Advancements in pattern recognition control and targeted muscle reinnervation (TMR) have helped to improve myoelectric prostheses. However, the utility of these advances in people with congenital amputations was largely unknown. In an unpublished study, three hand surgeons and a prosthetist have discovered that people with congenital upper-limb amputations already have the brain functionality needed to control a prosthesis. The study found that despite living with limb loss, children and adults could reliably reproduce unique muscle contraction patterns in their limbs that corresponded to a variety of wrist and hand movements, allowing them to use their mind to control a prosthesis.
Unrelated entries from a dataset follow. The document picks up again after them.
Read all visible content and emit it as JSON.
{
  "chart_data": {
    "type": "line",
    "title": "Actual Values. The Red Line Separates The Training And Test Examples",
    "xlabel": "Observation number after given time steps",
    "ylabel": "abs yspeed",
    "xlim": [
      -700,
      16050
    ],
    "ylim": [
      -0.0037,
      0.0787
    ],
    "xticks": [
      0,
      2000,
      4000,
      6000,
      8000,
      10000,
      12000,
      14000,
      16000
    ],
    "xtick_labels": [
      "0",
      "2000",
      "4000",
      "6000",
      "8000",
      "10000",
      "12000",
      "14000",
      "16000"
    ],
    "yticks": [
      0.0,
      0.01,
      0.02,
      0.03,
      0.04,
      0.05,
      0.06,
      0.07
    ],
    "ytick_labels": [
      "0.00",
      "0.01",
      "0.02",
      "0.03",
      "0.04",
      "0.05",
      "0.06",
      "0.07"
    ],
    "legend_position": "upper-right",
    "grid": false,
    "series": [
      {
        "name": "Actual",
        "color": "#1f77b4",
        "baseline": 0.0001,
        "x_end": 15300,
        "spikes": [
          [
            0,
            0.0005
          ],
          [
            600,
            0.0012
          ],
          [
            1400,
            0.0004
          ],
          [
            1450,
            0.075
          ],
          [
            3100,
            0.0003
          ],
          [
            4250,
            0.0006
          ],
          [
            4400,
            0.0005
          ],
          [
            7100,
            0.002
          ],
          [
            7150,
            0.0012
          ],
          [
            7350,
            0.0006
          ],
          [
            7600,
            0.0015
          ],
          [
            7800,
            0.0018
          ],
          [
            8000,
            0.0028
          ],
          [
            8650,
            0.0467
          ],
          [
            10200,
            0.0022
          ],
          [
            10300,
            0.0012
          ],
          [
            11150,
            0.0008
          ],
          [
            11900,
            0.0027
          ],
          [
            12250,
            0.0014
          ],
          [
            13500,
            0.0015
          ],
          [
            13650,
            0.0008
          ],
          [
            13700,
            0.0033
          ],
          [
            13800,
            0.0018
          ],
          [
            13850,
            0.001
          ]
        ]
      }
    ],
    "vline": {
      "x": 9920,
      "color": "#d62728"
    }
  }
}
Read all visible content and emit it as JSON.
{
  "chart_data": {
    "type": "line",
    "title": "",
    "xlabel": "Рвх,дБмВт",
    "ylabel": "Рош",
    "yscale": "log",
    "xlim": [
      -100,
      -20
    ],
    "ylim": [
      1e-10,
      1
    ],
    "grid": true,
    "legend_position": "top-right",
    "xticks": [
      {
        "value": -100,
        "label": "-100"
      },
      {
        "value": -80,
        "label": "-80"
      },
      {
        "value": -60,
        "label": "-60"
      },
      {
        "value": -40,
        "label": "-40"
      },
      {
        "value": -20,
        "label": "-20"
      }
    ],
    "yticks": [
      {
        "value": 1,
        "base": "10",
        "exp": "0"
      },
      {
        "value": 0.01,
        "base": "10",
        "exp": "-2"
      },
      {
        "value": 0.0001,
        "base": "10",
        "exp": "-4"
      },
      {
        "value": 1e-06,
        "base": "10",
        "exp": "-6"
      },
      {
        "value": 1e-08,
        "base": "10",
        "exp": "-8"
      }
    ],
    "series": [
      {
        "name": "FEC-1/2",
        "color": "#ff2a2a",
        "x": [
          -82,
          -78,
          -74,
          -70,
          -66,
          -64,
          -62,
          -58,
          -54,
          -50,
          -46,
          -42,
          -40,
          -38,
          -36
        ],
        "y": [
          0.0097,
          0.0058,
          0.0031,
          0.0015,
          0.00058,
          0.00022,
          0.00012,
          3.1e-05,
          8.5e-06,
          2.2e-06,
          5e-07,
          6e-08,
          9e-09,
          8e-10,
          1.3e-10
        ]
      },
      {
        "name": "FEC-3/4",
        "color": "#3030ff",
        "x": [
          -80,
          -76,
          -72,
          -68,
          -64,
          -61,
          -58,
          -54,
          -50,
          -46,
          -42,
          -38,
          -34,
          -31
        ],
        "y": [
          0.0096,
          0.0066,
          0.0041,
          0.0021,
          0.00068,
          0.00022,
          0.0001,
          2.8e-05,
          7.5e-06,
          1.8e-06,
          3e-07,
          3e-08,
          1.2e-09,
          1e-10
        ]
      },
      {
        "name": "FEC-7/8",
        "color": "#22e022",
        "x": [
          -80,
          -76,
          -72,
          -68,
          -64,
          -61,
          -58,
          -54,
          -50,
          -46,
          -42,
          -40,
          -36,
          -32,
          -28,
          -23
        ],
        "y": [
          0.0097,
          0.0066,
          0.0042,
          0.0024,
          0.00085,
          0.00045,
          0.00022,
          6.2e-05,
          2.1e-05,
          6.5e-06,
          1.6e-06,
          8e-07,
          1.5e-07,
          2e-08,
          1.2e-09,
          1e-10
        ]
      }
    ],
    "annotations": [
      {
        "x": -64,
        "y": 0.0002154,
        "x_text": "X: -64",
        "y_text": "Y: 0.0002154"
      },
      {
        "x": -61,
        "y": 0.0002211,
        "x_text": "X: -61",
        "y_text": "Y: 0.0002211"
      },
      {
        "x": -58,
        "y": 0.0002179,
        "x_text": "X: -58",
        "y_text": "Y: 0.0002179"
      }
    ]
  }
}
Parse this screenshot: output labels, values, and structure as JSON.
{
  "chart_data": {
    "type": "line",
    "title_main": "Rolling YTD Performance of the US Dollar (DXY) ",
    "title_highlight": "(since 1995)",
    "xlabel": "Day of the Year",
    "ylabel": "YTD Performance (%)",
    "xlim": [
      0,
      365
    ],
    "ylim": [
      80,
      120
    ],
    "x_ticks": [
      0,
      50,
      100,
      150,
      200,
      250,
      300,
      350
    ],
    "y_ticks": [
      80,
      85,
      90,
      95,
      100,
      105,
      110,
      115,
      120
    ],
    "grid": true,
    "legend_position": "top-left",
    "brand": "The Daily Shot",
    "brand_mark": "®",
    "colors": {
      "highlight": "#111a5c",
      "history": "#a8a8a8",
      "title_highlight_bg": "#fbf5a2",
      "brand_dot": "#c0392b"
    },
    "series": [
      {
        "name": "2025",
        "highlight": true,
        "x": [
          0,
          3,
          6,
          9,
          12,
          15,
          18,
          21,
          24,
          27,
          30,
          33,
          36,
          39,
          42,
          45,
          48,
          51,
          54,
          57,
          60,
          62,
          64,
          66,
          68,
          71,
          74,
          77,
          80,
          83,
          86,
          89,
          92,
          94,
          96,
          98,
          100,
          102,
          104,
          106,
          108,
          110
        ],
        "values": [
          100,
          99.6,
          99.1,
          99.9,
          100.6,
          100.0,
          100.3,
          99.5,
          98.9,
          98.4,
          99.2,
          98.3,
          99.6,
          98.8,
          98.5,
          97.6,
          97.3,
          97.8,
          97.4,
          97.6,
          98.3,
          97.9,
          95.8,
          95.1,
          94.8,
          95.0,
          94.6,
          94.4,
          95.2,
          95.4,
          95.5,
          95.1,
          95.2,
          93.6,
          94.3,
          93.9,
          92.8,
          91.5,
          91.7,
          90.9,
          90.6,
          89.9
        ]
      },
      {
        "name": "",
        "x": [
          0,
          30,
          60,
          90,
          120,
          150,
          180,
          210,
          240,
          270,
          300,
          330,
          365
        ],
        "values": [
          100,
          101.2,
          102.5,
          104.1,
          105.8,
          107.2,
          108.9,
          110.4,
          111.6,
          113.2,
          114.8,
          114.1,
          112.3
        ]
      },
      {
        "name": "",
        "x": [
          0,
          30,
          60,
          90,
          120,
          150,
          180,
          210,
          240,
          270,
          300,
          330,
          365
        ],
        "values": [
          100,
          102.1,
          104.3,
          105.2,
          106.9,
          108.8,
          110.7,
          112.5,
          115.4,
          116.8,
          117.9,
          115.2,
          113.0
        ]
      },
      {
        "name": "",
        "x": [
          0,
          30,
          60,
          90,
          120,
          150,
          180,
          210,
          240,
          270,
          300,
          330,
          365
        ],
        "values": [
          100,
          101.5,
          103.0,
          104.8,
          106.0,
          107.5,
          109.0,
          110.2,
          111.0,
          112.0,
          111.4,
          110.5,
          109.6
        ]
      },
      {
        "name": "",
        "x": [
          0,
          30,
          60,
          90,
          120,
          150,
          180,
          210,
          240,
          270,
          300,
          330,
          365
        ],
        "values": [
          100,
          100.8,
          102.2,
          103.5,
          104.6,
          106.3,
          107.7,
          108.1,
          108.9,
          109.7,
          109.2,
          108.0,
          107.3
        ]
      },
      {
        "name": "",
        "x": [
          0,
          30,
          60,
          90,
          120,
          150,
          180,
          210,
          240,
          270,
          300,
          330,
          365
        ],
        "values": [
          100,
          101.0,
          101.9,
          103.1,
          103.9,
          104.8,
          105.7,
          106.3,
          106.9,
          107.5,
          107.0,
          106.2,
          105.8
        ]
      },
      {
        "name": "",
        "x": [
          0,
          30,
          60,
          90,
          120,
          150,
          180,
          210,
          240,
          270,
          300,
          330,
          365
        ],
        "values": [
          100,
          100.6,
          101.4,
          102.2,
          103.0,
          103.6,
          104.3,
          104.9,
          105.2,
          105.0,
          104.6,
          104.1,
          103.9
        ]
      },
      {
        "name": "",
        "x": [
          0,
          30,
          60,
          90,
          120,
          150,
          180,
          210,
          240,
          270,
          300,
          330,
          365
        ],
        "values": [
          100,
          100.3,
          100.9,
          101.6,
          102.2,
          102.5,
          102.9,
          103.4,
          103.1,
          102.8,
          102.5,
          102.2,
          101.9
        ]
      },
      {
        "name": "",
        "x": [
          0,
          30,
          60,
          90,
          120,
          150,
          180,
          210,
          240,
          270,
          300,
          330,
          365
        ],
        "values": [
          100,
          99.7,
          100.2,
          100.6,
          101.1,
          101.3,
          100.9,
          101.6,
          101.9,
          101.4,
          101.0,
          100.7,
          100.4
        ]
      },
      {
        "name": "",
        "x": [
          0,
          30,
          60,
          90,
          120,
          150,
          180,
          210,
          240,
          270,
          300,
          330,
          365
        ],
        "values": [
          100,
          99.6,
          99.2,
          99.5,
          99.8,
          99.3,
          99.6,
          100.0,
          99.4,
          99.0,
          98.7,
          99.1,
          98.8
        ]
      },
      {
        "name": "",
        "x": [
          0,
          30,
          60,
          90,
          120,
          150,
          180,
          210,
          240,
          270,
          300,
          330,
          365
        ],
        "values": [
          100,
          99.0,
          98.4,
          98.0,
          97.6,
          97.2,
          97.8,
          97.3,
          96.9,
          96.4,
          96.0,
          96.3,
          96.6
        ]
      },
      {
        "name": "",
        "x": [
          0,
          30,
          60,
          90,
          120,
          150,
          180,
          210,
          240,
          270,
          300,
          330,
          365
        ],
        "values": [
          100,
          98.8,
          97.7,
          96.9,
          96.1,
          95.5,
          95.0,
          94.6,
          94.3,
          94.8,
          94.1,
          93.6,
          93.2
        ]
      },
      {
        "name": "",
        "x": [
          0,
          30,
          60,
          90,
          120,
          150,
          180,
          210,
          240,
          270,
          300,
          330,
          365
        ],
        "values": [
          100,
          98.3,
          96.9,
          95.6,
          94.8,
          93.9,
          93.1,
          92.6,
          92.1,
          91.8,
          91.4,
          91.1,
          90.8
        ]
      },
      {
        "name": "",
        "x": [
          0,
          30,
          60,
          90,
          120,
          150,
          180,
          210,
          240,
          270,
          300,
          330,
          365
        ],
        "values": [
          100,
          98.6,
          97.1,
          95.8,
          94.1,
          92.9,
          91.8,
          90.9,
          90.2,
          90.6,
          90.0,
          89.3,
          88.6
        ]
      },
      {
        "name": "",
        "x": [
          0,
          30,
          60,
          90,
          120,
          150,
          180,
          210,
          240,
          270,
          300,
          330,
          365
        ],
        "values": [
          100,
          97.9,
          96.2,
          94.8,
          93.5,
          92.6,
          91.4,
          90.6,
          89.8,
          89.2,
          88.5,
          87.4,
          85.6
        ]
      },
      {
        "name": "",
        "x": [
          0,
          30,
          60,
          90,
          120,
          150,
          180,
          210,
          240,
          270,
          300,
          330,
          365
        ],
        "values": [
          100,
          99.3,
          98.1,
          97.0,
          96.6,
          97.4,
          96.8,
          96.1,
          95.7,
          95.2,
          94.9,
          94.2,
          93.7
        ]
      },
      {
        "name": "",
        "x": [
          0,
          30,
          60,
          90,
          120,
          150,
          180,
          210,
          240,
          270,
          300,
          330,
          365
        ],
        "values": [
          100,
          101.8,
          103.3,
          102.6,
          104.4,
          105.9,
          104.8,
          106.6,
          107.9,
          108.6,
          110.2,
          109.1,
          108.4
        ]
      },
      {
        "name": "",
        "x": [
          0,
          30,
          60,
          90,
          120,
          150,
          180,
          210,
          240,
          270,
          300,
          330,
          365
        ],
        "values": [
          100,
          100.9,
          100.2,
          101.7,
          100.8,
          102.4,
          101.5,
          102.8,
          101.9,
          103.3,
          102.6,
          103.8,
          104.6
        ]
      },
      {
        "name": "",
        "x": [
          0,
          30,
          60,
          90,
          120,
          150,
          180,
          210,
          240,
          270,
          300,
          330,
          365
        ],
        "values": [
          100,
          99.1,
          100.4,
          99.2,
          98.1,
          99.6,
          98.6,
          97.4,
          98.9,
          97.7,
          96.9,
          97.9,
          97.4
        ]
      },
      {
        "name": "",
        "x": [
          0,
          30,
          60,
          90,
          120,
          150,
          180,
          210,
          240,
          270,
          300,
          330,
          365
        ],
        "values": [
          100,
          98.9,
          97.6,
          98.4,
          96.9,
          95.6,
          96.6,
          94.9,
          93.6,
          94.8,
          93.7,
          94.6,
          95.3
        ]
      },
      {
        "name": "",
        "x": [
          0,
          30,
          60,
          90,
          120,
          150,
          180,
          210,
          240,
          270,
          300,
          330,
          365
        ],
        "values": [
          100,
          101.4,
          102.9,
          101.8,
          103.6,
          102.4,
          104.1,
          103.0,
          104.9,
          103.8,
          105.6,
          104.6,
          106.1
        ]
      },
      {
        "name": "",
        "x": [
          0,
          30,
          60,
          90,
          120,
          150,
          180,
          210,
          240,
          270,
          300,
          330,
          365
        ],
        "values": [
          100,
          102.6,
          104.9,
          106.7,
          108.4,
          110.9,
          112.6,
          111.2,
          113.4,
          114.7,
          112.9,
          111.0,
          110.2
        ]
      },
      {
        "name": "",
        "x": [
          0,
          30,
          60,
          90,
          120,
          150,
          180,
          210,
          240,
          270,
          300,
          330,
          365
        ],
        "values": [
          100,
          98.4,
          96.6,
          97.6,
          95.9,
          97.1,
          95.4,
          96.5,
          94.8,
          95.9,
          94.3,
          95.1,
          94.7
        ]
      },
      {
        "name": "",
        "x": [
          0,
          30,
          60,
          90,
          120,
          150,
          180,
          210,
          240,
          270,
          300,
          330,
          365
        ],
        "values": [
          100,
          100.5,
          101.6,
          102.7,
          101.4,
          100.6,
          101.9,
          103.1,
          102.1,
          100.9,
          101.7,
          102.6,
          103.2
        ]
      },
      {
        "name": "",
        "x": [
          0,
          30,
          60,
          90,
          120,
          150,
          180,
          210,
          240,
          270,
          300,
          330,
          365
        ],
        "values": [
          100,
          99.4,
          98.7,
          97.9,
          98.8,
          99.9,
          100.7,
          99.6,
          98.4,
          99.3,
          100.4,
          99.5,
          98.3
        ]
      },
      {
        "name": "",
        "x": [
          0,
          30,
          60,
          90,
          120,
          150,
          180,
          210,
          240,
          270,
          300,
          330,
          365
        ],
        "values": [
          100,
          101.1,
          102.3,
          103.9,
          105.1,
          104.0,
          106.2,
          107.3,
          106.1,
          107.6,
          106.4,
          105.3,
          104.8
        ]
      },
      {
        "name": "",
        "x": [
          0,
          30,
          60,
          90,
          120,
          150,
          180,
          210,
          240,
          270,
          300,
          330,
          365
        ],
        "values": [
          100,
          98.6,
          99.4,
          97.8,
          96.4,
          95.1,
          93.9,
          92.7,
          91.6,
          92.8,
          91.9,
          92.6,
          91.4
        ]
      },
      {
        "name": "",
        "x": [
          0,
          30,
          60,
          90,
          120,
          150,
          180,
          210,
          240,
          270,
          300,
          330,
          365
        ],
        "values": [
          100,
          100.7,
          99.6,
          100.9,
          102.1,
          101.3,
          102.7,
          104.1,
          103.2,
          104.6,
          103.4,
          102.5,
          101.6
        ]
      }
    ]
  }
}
The research, led by Michael Gart, MD; Bryan Loeffler, MD; and Glenn Gaston, MD, hand surgeons at OrthoCarolina, Charlotte, North Carolina, and Brian Kaluf, CP, FAAOP, clinical outcome and research director at Ability Prosthetics and Orthotics, Exton, Pennsylvania, studied children and adults with congenital upper-limb absence to determine whether surgery would be required to control a myoelectric prosthesis.
“In layman’s terms, we wanted to find out if the human brain can command a hand that was never there in the first place to do specific tasks, and if that ability varies between childhood and adulthood,” Gart said. “We found that patients of all ages born without a hand can be highly functional with a myoelectric prosthetic hand, and don’t require surgery.”
Seven patients with a unilateral congenital transradial amputation participated in the study. Patients were evaluated during a single, one-on-one research visit at the hand surgery or prosthetic clinic location. The patients, with a mean age of 24, were tested on a digitized virtual reality unit to measure performance of their developed arm as well as the side with limb loss. As patients focused on thinking about moving their hands or moving the side with limb loss, the system tracked multiple degrees of freedom, or the ability to move the hands in different positions in space. Sensors placed along the forearms to detect muscle activity determined how accurately each limb could reproduce prosthetic hand movements.
All patients successfully created a pattern recognition calibration at one, two, and three degrees of freedom during the testing protocol. No significant differences in calibration accuracy was noted between the sound limb and the residual limb across all three levels of testing. There was a general trend toward decreasing calibration accuracy with complexity beyond two degrees of freedom. The study found that patients with congenital upper-limb amputations achieved pattern recognition control calibration at up to three degrees of freedom and were able to control the virtual limb with proficiency comparable to their sound limb.
“We asked the patients to open and close their hands, move their wrists, place their hands palm up and palm down, and the computer graded them on how successfully they managed different tasks on each side,” Gaston said. “… Not only could all the children control the prosthetic hand on the limb missing a hand, but almost all of them performed better on the side missing a hand than on the normal side.”